Steffi Sarge Kaur d/o Sergeant Singh Sidhu (born 25 October 1988) is a Malaysian footballer who plays as a defender for the Malaysia women's national football team.

==Early life==

She played badminton, hockey, and netball as a child.

==Club career==
Steffi played for several football clubs in Malaysia. She played for MBSJ FC in the FAS Women's Super League. She also played for Melaka in 2022 Piala Tun Sharifah Rodziah, LMS Tigress in 2023 Malaysia Women's National League and Kelana United in 2024 Malaysia Women's National League. She also played in the 2024–25 AFC Women's Champions League with Sabah.

==International career==
Steffi has represented Malaysia internationally at football, futsal, and footgolf.

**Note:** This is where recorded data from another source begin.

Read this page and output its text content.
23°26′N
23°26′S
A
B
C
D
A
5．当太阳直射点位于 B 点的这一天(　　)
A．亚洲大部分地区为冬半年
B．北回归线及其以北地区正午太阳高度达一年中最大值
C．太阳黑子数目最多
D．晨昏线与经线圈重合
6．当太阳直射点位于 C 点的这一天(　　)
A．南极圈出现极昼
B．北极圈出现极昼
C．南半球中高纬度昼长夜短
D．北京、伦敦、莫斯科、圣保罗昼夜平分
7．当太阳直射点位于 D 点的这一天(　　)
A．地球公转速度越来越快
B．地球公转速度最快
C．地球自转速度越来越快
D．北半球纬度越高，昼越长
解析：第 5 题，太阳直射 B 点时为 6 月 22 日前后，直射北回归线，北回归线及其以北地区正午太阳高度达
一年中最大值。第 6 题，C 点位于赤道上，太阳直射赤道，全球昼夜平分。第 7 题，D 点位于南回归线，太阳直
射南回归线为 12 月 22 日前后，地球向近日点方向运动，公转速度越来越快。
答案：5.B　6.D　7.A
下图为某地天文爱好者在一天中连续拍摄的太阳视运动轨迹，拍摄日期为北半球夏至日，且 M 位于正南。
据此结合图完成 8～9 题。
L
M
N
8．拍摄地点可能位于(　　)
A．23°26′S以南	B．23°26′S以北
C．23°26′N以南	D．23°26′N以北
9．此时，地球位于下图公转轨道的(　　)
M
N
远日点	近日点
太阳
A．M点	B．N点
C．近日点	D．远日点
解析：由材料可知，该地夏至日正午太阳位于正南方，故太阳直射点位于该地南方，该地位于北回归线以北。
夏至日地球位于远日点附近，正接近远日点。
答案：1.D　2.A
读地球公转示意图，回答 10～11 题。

She made her debut with Malaysia women's football team in 2007. She participated in the 2007 AFF Women's Championship, 2007 Southeast Asian Games, 2008 AFC Women's Asian Cup qualification, and 2011 AFF Women's Championship. Few years later, she played for Malaysia women's futsal team for AFC Women's Futsal Championship, ASEAN Women's Futsal Championship and the Southeast Asian Games. After 10 years, she return to the women's national team for 2022 AFC Women's Asian Cup qualification in 2021. She scored her first international goal in a 2-0 win against Palestine.

==Style of play==

She mainly operates as a defender and has been described as "definitely has the leadership quality required to be a good team captain".

==International goals==

| No. | Date | Venue | Opponent | Score | Result | Competition |
|---|---|---|---|---|---|---|
| 1. | 22 September 2021 | Faisal Al-Husseini International Stadium, Al-Ram, Palestine | Palestine | 2–0 | 2–0 | 2022 AFC Women's Asian Cup qualification |
| 2. | 6 July 2022 | Biñan Football Stadium, Biñan, Philippines | Indonesia | 1–1 | 1–1 | 2022 AFF Women's Championship |
| 3. | 30 September 2023 | King Fahd Sports City, Taif, Saudi Arabia | Saudi Arabia | 1–0 | 1–0 | 2023 SAFF Women's International Friendly Tournament |
| 4. | 31 May 2025 | Changlimithang Stadium, Thimphu, Bhutan | Hong Kong | 1–1 | 1–2 | 2025 Women's Tri-Nation Cup |

==Personal life==

She is of Chindian and Malaysian Siamese descent.